May 6, 2019
April 15, 2019 – a California Court of Appeals affirmed summary judgment for the employer in an action alleging class-wide violations of the hyper-technical Fair Credit Reporting Act (FCRA). Following the Ninth Circuit’s pro-employee opinion in Gilberg v. California Check Cashing Stores, the court’s opinion is heartily welcomed by employers in California.
The plaintiffs’ class-action lawsuit alleged two FCRA violations against the employer: (1) that its background check disclosures to job applicants were not contained in a “standalone” document; and (2) that it rejected certain applicants based on information in their consumer reports without first providing the requisite pre-adverse action notice. The trial court granted summary judgment for the employer on both claims and concluded that any alleged violation of the FCRA was not “willful.” The plaintiffs appealed the trial court’s ruling, but the Court of Appeals affirmed the trial court’s judgment.

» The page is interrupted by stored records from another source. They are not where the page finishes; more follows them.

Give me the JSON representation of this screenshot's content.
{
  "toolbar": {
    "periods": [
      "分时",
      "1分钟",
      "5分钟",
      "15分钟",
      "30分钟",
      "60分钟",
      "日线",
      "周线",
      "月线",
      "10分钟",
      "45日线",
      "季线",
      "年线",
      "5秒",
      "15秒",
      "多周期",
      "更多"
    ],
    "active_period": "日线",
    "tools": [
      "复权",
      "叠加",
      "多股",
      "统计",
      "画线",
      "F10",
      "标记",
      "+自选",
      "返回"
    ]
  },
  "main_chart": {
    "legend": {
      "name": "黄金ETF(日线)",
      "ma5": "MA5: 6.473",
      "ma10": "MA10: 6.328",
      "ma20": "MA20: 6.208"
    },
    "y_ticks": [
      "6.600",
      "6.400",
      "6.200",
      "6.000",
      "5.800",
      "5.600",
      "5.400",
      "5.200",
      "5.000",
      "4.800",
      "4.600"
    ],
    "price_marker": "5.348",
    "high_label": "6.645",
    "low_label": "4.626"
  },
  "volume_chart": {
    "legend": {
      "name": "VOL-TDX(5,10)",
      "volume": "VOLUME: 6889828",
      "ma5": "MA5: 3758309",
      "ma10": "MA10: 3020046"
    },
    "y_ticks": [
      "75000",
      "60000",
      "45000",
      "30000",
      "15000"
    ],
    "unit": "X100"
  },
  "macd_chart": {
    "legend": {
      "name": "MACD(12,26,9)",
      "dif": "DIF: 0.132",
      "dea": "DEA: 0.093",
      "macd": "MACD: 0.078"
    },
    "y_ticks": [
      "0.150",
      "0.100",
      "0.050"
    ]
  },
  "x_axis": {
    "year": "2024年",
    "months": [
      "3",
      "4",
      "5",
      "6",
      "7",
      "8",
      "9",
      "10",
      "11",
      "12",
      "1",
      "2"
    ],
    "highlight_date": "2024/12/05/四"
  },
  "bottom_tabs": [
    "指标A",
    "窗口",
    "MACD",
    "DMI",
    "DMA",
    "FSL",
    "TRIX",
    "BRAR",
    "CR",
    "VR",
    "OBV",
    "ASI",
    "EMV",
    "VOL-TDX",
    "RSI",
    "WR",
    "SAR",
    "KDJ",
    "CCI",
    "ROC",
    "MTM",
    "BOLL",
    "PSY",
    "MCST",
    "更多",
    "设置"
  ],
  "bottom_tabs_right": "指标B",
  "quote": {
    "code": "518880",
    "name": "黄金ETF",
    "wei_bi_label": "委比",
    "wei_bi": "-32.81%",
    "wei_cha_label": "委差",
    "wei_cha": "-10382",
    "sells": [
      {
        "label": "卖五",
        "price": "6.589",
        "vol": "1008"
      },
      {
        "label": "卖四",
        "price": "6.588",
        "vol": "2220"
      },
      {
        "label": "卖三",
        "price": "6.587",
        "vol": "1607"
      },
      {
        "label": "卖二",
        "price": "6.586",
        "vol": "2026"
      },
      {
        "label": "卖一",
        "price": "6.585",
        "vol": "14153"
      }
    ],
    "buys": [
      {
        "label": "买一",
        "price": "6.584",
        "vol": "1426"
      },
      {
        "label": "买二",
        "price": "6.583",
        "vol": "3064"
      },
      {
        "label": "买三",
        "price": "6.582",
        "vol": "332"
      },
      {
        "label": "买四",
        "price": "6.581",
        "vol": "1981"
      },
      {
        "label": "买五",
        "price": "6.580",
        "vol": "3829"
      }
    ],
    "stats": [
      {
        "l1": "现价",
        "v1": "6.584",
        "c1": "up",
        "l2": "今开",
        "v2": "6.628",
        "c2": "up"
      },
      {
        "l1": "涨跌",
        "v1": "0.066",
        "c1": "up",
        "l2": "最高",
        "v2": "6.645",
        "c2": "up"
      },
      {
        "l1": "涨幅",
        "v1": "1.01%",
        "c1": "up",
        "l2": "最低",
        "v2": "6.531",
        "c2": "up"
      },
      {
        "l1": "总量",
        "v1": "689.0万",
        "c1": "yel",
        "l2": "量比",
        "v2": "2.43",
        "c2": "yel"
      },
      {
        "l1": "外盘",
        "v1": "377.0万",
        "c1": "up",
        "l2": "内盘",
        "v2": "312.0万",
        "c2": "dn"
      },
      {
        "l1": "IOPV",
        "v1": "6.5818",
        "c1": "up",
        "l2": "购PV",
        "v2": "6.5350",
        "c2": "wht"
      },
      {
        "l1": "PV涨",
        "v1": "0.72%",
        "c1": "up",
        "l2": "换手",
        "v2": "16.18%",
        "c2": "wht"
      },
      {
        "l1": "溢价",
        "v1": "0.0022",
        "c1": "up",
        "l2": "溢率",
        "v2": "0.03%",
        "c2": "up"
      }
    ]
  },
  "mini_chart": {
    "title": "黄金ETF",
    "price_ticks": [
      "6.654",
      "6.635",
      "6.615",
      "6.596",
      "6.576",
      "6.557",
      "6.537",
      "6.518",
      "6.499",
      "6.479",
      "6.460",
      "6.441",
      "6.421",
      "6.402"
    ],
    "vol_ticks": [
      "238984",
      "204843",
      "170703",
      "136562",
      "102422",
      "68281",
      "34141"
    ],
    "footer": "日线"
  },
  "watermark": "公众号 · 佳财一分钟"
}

The Court of Appeals held that the employer’s disclosure did not constitute a willful violation of the standalone disclosure requirement. The plaintiffs argued that the FCRA permits only a “simple 10-word disclosure”; however, the Court rejected this argument because no authoritative guidance by the Ninth Circuit, the Federal Trade Commission, or the trial courts existed at the time of the alleged violations.
The court distinguished the Ninth Circuit’s opinions in Syed v. M-I and Gilberg because both were decided after the employer presented the disclosures to the plaintiffs. Additionally, neither case considered alleged “extraneous” information similar to that in the employer’s disclosure forms. Thus, no authorities had existed to warn the employer away from using its forms and the employer’s alleged violations could not be willful as a matter of law.
The plaintiffs argued that instead of providing the required pre-adverse action notice to potentially disqualified job applicants, the letter issued by the background check company for the employer prematurely communicated a final decision (i.e., an adverse action) by the employer. The Court of Appeals disagreed. The court opined that the employer took a reasonable position in its pre-adverse action letters – “[t]he conditional nature of the decision and the time provided before any final action would be taken tend to support that delivery of the [background check company] letter did not constitute an adverse action” pointing to the conditional nature of the letter and the time provided before any final action in fact would be taken. It noted that an employer can fully intend to carry out the adverse action absent a dispute by the consumer.
Employers may easily violate the technicalities of the law, so it may be vital for employers to review their obligations under the FCRA, state, and local laws and to fortify policies to ensure compliance in this area.
 Culberson v. Walt Disney Parks & Resorts, No. B289488, 2019 Cal. App. Unpub. LEXIS 2606 (Apr. 15, 2019)
 Gilberg v. Cal. Check Cashing Stores, Ltd. Liab. Co., 913 F.3d 1169 (9th Cir. 2019)
 Syed v. M-I, Ltd. Liab. Co., 853 F.3d 492 (9th Cir. 2017)
This information has been prepared by Validity Screening Solutions for informational purposes only and is not legal advice. The content is intended for general information purposes only, and you are urged to consult a lawyer concerning your own situation and any specific legal questions you may have.